The web inspector at localhost:5001 provides five tabs for human-facing observation.

The STRUCTURE tab renders the accessibility element hierarchy as an interactive collapsible JSON tree. This is the fastest way to understand what elements a particular application exposes and how they are organized.

The DESCRIPTION tab shows a prose description of the selected window, with a mode selector that switches between accessibility tree prose, OCR output, VLM output, and a combined view.

The SKETCH tab renders the ASCII spatial diagram of the window layout, the same output that the get_screen_sketch MCP tool returns.

The SCREENSHOT tab shows the pixel screenshot alongside visible-area bounding boxes and the ASCII sketch in a single panel.

The ACTIONS tab provides a UI for clicking at coordinates, typing text, and pressing key combinations, which is useful for testing input flows interactively before encoding them in an agent script.

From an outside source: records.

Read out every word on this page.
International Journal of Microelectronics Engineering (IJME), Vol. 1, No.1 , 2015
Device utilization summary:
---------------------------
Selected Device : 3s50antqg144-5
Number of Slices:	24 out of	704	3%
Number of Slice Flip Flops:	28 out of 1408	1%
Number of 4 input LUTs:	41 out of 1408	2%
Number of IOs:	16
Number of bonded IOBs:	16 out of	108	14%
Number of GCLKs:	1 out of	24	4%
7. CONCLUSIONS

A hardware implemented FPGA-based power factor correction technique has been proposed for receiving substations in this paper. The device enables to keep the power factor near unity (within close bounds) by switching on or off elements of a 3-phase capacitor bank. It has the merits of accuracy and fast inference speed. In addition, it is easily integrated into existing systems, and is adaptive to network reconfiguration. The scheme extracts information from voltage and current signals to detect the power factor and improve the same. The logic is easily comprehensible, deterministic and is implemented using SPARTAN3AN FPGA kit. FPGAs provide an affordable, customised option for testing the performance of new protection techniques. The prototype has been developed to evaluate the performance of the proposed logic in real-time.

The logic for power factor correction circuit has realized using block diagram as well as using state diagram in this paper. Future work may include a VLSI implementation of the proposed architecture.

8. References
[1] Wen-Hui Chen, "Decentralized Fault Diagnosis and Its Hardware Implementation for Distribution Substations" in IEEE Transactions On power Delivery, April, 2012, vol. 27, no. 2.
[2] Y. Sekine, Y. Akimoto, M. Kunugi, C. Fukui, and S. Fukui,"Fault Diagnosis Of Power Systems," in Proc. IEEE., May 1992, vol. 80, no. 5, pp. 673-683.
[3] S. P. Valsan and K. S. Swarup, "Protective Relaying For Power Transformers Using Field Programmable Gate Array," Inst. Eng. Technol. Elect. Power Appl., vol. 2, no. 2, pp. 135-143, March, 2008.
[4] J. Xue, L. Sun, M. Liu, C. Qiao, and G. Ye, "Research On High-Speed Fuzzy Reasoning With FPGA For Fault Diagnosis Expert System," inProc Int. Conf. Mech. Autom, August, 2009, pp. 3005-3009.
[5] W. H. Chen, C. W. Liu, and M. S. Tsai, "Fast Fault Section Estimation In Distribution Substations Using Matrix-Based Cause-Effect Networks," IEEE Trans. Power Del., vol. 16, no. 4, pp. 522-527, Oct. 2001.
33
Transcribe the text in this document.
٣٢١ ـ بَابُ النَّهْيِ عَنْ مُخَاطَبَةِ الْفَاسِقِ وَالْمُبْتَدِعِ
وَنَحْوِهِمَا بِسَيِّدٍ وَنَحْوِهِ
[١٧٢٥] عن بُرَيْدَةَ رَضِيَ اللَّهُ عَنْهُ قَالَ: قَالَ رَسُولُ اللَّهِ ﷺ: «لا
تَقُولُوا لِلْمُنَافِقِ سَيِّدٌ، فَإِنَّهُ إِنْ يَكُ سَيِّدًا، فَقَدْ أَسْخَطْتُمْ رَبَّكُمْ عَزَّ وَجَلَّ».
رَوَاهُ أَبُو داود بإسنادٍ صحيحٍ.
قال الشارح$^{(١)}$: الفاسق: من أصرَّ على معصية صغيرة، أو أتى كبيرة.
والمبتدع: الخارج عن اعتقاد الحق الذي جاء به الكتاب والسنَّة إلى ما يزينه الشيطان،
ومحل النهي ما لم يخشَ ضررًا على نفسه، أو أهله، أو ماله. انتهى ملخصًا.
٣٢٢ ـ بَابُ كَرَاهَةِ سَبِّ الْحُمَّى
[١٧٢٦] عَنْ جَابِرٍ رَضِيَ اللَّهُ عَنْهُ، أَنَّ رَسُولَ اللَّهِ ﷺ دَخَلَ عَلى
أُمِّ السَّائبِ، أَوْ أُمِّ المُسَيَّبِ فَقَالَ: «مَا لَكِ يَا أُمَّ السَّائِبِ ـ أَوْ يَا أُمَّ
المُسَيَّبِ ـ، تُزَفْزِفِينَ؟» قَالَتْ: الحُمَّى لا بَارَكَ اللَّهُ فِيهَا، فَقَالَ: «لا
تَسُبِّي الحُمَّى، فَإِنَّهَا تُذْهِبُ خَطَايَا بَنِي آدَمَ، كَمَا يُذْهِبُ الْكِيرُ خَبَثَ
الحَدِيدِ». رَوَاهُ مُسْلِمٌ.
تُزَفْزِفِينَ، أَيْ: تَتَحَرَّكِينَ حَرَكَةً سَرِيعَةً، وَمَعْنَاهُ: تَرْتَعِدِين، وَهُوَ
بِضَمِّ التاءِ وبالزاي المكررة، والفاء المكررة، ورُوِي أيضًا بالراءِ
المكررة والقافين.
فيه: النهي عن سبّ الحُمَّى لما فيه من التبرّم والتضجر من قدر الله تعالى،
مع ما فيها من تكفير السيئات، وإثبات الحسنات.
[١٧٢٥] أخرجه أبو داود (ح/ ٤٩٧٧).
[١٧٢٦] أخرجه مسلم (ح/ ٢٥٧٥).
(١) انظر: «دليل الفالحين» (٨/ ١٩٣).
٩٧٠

The sidebar lists all visible windows. Clicking one selects it, and all tabs update to reflect the selected window. Auto-refresh polls every three seconds.

Mock Mode and Testing

A persistent problem with tools that depend on a running desktop is that they are difficult to test in CI. OSScreenObserver includes a mock adapter that returns scripted window and tree data without requiring any OS access. Tests run under –mock or via direct module imports and never need a desktop session. The CI workflow runs ruff for linting and pytest for the test suite, with no Docker or virtual display required.

The agentic feature design extends mock mode with the scenario DSL, which lets you script a realistic application environment with state-machine reactions: set a username field and the element’s value changes; click the login button with the right credentials and the application transitions to the welcome screen. This is the substrate on which agent evaluation becomes reproducible rather than dependent on whatever application happens to be running.

Conclusion

Running OSScreenObserver against real applications quickly reveals which applications are well-instrumented for accessibility and which are not. Standard Windows applications, system dialogs, and browsers expose rich trees. Electron applications with custom renderers, games, and some creative tools produce sparse trees where OCR and VLM descriptions carry most of the weight. The three-modality design is not over-engineering; it reflects the actual distribution of desktop applications that an agent might encounter.

The prompt injection risk is worth naming explicitly: screen content is included verbatim in tool results, which means that malicious content visible on screen, a web page with injected text, a document with embedded instructions, could attempt to influence the agent’s behavior. The same trust boundaries that apply to any tool that reads external content apply here. The redaction system is a partial mitigation, but the appropriate response to this risk depends on the deployment context.

The setup cost is low for Windows users who want full functionality. Python, Tesseract for OCR, an Anthropic API key for VLM descriptions if desired, and the package from the repository (https://github.com/BillJr99/OSScreenObserver). The mock mode means you can explore the API and the web inspector without any platform-specific setup at all.

What OSScreenObserver ultimately provides is a bridge between the textual nature of large language models and the inherently visual, event-driven world of desktop applications. Rather than forcing agents to reason about pixel coordinates or raw images, the accessibility tree, OCR output, and ASCII spatial sketches give them structured, token-efficient representations of the desktop that align naturally with how LLMs process information. An agent that can read the UI as text, act on it through typed tool calls, and receive structured feedback about what changed is operating in a modality much closer to its native one — and that alignment is what makes reliable agentic desktop interaction tractable rather than brittle.